I am trying to install SUSE Leap 42.3 from a USB stick. I want it to be installed on a particular partition (sb5 for main and sb6 for swap) and I do not want other partitions to be deleted!
Now, Suse offers a nice looking interface for partitioning at installation but it is completely unclear to me how to determine the actual installation location with this. When press “accept” and look at the “suggested partioning” it seems to be going to delete partitions that I want to be retained… I just don’t understand how to make sure where to install exactly, (including where the bootloader will go…) ((this is much cleared with the Ubuntu installation process: It shows a Before and an After situation))
Hi and welcome to the Forum
You need to select ‘Expert Mode’ button, then on that page hit the rescan disks button, when that’s finished, in the left hand column select your disk, then setup the partitions as required.
The final summary screen will tell you where the bootloader will go, again here you can select where ‘You’ want it to go…
If this is efi booting, then make sure you select it as /boot/efi as the mount point and not to format if you have existing efi booting…
And of course you should “know” your present system and what partitions you have now and what they are used for. Nobody, we nor the installer can really guess that.
At that point, there should be a button for “create partitioning”. Click that.
On the next screen, select “custom partitioning”.
That should give you a screen showing only the partitions that already exist.
Then right-click on a partition, and select “Edit”. That allows you to change that partition. For the main partition, you will want to set it to format the partition, and to mount the partition at “/”. When setting to format, you can specify which file system. If the partition already has a linux file system, it will default to that, but you can change it. For the swap partition, set it to format as swap and mount as swap.
Also you need free unpartitioned space to install to. If the drive is full what should the installer do??? Unless you are reusing existing partition in that case tell the install which how to format and where to mount them
Here is an example of what you should see when you launch Expert Partitioner during your Installation. The following displays a recommended layout when no old partitions exist.
You’ll note in the right pane “Available Storage on Install”
The first line is the physical disk (sda) followed by the recommended new partitions (sda1, sda2, sda3), their sizes, thier file system type and their mounted partition names (swap, / , /home).
Note that the default suggestion is to create <all> these partitions in free, unformatted space.

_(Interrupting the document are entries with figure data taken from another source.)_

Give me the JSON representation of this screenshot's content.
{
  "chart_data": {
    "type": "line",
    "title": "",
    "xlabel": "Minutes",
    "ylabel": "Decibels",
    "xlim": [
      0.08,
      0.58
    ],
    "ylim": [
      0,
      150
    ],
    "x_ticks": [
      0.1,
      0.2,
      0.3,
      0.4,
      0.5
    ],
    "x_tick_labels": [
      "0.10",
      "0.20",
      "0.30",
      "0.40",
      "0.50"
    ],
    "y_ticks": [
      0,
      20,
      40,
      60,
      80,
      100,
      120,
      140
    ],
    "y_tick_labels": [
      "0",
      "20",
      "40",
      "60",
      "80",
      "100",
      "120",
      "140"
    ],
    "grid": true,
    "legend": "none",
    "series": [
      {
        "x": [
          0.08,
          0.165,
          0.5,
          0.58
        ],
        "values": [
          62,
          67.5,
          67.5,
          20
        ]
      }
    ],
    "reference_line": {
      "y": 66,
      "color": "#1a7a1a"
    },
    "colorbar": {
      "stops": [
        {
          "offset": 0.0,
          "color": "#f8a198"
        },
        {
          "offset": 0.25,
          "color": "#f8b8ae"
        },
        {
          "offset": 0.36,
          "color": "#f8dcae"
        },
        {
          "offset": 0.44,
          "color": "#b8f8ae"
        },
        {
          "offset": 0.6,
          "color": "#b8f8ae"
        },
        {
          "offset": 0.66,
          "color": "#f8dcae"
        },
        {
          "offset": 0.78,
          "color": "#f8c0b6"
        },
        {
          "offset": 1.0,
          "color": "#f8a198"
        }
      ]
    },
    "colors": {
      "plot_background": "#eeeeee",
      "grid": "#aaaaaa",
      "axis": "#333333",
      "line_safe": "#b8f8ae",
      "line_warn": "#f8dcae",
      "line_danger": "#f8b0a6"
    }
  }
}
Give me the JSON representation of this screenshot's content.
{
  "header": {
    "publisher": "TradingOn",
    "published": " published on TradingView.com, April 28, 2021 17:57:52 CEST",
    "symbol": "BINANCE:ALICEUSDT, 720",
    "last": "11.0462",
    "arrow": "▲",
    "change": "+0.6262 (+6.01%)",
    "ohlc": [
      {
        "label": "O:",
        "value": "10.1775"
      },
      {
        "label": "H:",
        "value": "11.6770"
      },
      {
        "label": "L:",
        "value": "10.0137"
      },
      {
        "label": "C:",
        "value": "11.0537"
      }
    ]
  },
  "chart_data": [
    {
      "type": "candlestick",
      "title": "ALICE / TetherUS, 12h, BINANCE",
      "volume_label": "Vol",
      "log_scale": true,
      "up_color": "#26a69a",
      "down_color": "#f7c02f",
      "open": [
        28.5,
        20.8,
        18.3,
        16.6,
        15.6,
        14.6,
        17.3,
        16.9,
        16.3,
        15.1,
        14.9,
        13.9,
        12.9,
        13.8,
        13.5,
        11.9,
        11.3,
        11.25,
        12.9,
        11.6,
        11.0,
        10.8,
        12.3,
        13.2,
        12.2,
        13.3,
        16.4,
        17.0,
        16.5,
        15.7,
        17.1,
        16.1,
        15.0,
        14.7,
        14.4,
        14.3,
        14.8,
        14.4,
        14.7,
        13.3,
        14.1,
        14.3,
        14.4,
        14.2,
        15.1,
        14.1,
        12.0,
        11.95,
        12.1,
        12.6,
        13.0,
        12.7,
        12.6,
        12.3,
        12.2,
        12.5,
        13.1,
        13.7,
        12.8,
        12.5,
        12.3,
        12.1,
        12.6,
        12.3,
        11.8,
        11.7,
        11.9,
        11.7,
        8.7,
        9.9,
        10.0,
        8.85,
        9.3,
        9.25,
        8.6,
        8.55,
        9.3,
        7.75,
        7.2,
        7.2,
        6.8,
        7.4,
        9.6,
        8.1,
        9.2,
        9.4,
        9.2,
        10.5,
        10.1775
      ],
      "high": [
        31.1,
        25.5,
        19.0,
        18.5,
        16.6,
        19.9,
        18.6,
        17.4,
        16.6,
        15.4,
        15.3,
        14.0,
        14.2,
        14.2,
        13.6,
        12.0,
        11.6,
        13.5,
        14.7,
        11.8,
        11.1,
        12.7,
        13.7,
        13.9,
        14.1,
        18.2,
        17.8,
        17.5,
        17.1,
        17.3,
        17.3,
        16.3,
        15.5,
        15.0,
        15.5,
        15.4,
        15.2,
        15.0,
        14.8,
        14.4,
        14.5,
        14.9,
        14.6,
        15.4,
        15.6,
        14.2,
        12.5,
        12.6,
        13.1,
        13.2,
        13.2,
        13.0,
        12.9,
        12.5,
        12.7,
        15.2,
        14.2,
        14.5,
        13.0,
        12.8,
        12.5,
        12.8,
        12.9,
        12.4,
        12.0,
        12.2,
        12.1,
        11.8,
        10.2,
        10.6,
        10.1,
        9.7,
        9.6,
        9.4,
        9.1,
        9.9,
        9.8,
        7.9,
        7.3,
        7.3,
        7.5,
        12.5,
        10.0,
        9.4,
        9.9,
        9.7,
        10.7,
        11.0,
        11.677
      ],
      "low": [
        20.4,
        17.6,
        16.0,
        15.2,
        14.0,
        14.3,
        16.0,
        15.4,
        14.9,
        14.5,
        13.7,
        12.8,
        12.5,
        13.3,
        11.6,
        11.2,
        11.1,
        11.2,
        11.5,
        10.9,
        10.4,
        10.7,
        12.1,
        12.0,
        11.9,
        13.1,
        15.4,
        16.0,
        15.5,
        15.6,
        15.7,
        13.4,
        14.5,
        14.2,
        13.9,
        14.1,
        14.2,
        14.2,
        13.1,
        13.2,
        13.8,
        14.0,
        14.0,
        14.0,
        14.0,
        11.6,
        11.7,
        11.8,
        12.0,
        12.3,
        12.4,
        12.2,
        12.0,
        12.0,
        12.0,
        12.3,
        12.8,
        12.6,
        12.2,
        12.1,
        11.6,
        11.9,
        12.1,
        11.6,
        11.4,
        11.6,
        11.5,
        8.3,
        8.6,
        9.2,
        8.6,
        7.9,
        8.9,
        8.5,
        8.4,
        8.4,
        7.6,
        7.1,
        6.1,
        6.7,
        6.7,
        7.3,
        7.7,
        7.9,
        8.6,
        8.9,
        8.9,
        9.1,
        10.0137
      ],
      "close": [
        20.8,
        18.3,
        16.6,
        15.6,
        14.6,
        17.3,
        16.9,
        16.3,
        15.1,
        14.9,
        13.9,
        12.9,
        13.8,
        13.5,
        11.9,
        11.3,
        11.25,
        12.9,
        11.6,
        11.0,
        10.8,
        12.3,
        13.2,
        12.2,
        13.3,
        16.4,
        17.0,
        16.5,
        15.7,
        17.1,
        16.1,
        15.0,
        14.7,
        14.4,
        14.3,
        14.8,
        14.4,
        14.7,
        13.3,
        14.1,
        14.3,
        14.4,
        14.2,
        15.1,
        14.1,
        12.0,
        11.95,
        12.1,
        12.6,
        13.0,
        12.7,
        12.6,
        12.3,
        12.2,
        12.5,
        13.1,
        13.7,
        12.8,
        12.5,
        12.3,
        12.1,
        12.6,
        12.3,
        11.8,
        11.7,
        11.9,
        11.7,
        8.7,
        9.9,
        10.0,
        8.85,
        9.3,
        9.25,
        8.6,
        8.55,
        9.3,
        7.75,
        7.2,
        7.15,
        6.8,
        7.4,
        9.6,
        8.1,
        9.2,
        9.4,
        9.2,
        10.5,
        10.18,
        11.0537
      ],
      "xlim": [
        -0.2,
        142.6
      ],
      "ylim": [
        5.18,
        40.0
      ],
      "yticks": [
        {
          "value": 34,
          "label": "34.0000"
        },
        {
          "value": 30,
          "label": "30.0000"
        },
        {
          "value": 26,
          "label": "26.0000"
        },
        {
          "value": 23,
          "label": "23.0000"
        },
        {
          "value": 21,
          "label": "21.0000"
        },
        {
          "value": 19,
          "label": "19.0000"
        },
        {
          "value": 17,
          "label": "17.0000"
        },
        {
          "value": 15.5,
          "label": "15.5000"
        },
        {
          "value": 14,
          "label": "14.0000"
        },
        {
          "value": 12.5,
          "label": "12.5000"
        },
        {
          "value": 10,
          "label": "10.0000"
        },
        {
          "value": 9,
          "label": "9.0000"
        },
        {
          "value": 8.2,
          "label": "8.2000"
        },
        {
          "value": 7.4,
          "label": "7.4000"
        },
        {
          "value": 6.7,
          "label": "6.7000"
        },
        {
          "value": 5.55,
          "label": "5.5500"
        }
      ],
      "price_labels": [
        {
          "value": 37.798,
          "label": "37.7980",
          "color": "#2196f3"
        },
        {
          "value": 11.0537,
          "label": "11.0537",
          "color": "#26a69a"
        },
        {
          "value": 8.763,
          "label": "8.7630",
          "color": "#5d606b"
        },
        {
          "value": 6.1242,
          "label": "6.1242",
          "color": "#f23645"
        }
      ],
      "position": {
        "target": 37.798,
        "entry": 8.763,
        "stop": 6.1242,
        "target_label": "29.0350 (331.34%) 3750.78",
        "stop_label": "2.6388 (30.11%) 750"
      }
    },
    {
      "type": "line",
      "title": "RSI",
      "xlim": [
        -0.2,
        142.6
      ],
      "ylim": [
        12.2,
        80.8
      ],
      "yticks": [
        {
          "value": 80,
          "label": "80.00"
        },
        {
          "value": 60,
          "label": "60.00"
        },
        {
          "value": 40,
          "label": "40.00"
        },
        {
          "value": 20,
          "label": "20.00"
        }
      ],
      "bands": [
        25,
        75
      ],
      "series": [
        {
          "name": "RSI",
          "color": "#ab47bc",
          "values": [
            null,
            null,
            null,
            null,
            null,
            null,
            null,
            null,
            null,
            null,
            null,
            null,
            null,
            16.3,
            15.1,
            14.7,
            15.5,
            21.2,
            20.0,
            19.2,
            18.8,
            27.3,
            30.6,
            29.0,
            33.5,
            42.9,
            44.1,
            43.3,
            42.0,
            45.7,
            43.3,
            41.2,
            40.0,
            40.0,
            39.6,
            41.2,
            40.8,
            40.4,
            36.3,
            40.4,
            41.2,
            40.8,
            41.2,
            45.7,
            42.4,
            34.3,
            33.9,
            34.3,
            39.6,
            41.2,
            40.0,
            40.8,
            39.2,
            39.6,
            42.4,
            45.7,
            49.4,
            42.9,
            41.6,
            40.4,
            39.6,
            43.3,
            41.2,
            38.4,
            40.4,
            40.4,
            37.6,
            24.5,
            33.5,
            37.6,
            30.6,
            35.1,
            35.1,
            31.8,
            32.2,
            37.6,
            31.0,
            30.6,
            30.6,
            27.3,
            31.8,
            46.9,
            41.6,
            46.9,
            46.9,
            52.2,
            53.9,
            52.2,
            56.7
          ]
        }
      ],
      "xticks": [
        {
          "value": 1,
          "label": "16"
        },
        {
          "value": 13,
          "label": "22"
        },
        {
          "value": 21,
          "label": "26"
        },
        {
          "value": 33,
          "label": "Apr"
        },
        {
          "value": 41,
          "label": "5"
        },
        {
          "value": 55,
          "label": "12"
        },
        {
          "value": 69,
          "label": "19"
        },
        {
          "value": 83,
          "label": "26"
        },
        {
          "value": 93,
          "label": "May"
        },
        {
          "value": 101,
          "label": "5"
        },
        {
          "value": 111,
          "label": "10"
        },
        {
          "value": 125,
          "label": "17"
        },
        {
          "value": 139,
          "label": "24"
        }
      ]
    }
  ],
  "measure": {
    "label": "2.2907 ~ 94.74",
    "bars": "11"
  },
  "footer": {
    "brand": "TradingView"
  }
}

If you have any existing partitions, they would display as additional partitions, or if on different disks you would see at least one additional disk (eg sdb) on the left pane (A detected and read USB stick would read as an additional disk).
The following is an example what you would see when you double-click on an existing or recommended partition
When you click on the “Edit” button, you can modify how it’s mounted. So, for example if you have an existing old /home partition, you woul want to delete this /home partition the Installer offers to create for you, then double-click on your existing partition and specify it be mounted as /home and then finally re-size your / partition to fill the remaining free space which was originally allocated to the /home you don’t want.
Similarly to how I just described one common maneuver re-using an old /home partition, you can point your swap and / partitions to non-default locations.
NOT if installing in EFI mode to do a EFI boot not a MBR boot. The OP did not make it clear if installing in EFI or legacy boot so please be careful of your advice.
Thanks for all the useful information! I will retry the installation with this knowledge.
However the user interface concept of clearly showing a Before and an After situation would still be an improvement and take away uncertainty about exactly what will be changed with the installation. Perhaps in a next release?